The website is run by Christians, but most of the studies cited come from secular research. Now if the statistics of one particular study happens to support a "traditional" Christian teaching (ie. abstinance healthwise is better than any form of sex before marriage), it doesn't mean it's propoganda, even though the findings are posted on a Christian website. If the hypothesis is supported by the statistical data, where the conclusions are posted is completely irrelevant.Originally posted by Nippy
So you are telling me that this website, that publicised Christianity, and tends to promote only the advantages of a Christian viewpoint is not propagandist?
A Historical major should know the difference Eminem...
With all due respect, Eminem, your citations have also been generalistic. That and adoptive of a single site that promotes your opinion. I wonder at your accusing anyone here as guilty of bigotry, when you yourself seem reluctant to accept that your way is not necessarily the only way ....Originally posted by EMINEM
BTW, I think Elegans made a gross generalization of ALL the studies cited based on what she believes to be the questionability of one or two.

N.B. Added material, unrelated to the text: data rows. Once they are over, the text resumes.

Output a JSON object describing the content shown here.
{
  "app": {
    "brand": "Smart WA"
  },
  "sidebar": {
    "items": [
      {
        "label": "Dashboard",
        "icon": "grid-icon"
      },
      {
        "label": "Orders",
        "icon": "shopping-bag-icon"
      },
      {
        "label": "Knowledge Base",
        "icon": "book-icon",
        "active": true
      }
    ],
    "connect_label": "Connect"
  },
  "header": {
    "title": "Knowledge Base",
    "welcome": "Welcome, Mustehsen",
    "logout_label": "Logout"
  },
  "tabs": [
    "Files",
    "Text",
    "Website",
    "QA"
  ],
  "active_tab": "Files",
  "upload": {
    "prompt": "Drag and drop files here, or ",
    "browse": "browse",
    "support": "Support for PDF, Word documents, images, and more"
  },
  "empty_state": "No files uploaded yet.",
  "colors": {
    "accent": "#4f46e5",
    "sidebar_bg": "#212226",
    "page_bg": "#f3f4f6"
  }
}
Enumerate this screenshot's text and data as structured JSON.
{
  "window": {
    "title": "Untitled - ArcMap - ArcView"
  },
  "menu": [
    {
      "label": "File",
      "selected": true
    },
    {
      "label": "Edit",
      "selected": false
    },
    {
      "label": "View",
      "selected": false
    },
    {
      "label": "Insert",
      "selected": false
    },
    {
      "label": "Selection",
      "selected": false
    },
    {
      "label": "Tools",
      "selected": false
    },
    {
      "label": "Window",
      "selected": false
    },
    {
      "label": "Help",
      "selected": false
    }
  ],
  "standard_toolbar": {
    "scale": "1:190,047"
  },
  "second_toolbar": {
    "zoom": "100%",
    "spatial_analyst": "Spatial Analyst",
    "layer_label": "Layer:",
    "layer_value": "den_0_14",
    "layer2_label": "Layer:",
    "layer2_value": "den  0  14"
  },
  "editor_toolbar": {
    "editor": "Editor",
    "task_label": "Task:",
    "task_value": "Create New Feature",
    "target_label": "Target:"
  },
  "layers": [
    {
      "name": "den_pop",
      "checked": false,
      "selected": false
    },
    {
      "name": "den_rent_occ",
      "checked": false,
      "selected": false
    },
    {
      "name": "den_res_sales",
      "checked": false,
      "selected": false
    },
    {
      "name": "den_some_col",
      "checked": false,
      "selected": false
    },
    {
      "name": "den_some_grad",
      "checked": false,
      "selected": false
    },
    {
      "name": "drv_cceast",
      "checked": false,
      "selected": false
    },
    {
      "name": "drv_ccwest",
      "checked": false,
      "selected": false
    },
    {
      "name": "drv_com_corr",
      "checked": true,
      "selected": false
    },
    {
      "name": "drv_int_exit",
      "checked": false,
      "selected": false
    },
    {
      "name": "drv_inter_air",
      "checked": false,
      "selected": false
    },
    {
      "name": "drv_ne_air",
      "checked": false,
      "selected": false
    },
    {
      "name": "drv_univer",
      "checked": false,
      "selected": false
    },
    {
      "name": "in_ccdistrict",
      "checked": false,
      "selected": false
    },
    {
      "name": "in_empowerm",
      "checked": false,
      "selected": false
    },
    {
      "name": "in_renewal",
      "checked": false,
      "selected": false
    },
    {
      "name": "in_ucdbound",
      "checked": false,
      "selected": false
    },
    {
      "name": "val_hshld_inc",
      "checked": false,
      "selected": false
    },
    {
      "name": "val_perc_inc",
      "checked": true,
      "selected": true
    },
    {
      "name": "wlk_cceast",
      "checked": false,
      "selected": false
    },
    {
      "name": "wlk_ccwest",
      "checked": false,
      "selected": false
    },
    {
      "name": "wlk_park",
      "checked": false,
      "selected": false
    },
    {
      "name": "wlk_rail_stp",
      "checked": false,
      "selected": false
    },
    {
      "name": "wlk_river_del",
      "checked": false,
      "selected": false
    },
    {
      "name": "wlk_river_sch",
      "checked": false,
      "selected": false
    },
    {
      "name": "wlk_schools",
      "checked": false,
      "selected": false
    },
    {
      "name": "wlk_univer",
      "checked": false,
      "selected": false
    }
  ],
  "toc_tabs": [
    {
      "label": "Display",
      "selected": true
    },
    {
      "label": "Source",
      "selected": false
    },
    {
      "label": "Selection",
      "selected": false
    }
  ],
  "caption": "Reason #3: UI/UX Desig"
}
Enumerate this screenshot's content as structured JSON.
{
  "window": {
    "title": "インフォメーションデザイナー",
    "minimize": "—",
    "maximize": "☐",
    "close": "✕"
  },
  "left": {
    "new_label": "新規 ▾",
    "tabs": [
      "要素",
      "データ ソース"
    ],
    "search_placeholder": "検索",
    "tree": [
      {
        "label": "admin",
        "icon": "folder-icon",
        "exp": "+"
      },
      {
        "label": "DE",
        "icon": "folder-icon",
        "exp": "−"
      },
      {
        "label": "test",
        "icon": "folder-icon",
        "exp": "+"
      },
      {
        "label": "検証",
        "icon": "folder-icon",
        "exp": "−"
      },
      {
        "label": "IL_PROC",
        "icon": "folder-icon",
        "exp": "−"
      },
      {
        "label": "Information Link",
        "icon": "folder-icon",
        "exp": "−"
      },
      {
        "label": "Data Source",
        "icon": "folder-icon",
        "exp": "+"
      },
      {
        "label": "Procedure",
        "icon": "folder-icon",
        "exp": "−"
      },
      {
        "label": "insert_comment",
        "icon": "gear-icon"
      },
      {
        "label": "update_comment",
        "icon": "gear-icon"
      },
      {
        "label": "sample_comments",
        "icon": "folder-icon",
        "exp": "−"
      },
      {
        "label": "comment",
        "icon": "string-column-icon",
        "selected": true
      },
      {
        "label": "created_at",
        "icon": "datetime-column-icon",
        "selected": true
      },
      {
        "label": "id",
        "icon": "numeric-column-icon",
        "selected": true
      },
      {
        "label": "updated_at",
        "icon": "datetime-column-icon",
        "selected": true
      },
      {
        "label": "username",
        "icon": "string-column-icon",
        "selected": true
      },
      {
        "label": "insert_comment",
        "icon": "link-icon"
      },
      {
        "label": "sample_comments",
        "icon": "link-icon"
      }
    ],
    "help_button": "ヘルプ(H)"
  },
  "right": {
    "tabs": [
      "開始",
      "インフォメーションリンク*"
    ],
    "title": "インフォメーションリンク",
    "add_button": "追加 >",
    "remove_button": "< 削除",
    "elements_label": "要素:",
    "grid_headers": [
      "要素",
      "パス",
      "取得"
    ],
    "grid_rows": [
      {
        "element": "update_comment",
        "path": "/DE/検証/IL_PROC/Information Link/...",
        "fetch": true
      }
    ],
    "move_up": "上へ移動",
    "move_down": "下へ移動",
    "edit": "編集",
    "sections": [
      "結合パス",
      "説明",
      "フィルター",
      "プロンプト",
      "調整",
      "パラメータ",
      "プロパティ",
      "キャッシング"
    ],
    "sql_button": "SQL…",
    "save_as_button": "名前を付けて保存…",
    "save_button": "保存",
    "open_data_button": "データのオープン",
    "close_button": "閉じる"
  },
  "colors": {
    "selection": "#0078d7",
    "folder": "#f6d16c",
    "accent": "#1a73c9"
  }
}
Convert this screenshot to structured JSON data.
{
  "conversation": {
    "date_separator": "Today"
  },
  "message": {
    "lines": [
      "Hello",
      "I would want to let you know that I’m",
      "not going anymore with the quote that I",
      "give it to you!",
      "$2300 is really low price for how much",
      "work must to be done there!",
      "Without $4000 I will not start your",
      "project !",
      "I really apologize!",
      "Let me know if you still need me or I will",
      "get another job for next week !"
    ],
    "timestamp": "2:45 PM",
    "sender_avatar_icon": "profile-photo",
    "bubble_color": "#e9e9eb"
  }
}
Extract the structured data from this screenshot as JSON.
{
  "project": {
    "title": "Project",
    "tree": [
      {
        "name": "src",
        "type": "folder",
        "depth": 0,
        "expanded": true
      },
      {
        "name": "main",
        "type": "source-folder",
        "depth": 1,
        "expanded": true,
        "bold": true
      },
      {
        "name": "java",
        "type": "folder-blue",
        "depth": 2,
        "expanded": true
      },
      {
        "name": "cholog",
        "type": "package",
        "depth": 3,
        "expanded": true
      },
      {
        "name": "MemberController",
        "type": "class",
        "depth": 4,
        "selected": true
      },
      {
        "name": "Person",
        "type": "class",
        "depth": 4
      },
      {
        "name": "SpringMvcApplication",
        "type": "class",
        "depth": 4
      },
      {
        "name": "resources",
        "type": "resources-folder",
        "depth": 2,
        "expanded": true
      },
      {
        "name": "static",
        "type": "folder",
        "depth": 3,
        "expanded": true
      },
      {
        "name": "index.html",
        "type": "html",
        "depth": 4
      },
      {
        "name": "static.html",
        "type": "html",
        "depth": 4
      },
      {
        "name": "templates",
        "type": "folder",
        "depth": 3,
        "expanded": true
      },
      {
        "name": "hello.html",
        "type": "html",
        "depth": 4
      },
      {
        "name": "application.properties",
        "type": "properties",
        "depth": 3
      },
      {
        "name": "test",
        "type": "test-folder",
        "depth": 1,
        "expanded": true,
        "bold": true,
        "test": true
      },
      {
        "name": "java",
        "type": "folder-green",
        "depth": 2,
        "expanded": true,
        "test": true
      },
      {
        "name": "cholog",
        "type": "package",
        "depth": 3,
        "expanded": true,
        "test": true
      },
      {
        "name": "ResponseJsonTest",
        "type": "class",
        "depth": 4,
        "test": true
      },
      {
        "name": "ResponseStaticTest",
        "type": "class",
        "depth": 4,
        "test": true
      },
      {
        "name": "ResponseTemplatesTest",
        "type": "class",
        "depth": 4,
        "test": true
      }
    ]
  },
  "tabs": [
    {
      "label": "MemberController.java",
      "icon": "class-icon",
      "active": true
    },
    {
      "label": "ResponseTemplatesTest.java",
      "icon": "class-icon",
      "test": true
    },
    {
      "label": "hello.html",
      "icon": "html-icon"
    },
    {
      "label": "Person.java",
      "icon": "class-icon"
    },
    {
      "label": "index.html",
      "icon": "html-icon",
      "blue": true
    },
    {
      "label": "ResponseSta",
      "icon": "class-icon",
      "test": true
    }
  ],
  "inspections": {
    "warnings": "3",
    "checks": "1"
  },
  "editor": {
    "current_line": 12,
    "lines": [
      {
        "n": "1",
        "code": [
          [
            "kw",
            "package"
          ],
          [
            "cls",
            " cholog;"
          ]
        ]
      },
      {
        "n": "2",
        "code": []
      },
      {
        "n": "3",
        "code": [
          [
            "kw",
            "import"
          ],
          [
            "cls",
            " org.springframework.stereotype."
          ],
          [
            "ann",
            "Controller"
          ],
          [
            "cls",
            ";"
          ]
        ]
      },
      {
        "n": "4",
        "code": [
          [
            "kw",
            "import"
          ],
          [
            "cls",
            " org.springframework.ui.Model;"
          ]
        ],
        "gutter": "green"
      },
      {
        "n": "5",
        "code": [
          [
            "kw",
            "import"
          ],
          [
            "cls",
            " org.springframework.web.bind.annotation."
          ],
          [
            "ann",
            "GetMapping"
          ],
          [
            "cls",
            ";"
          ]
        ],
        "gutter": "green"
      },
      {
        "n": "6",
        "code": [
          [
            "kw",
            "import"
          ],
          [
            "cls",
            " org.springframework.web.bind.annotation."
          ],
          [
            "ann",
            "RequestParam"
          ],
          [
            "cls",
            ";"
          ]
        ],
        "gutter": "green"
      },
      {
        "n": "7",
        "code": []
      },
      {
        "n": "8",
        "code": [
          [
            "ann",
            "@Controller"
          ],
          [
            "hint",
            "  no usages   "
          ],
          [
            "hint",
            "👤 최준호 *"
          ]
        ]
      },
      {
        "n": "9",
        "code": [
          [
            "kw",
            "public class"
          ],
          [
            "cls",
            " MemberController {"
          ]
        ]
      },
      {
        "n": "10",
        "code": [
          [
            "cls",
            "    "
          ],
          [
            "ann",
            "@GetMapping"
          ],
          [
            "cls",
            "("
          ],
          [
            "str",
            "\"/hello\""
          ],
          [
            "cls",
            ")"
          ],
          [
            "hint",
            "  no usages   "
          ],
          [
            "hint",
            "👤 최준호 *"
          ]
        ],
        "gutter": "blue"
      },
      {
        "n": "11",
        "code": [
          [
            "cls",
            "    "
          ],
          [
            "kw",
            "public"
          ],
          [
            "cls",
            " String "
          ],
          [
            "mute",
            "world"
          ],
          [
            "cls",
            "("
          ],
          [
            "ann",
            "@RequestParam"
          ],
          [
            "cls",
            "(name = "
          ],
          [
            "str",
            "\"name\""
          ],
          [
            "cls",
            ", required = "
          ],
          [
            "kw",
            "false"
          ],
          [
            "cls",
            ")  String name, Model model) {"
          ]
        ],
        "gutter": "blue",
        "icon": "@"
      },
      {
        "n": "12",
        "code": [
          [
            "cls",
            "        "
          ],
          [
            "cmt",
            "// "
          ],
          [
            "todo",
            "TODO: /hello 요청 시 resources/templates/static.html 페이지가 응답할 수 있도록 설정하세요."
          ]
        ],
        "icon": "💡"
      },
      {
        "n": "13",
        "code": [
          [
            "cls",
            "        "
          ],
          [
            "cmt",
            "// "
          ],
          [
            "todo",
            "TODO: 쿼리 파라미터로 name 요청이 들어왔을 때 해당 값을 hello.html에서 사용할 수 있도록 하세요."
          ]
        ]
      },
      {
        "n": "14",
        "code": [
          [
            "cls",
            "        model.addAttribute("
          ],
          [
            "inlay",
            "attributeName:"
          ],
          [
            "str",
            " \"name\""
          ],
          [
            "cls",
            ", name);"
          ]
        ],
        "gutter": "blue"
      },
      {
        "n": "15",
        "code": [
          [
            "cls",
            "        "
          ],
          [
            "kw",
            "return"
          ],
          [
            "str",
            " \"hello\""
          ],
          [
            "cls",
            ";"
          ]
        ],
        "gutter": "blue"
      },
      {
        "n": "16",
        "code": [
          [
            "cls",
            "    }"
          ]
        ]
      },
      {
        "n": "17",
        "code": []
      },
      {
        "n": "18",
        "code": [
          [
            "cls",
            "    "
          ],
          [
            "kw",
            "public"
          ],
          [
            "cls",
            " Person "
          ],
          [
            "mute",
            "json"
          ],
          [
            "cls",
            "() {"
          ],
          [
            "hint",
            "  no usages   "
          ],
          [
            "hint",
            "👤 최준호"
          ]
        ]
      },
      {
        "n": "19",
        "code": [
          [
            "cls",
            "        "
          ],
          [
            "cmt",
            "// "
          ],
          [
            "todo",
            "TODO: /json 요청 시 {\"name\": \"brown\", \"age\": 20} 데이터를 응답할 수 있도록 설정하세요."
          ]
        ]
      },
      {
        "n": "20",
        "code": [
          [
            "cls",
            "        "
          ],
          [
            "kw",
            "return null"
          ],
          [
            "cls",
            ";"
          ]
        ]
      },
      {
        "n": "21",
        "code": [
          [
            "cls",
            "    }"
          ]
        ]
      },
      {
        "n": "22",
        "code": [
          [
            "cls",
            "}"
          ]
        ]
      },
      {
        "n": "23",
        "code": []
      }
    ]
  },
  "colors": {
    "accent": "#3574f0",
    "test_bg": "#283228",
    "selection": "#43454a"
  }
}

There are over one hundred different studies cited in the website that was used to support the argument that abstinance and sex until marriage is preferable to pre-marital sex and non-marriage relationships, and she hasn't demonstrated or proven their conclusions to be invalid, unfounded, or replete with experimenter bias. But until she does (IF she does), don't be so quick to parrot what she hastily labelled as propoganda just because you happen to share the same views as her on this issue.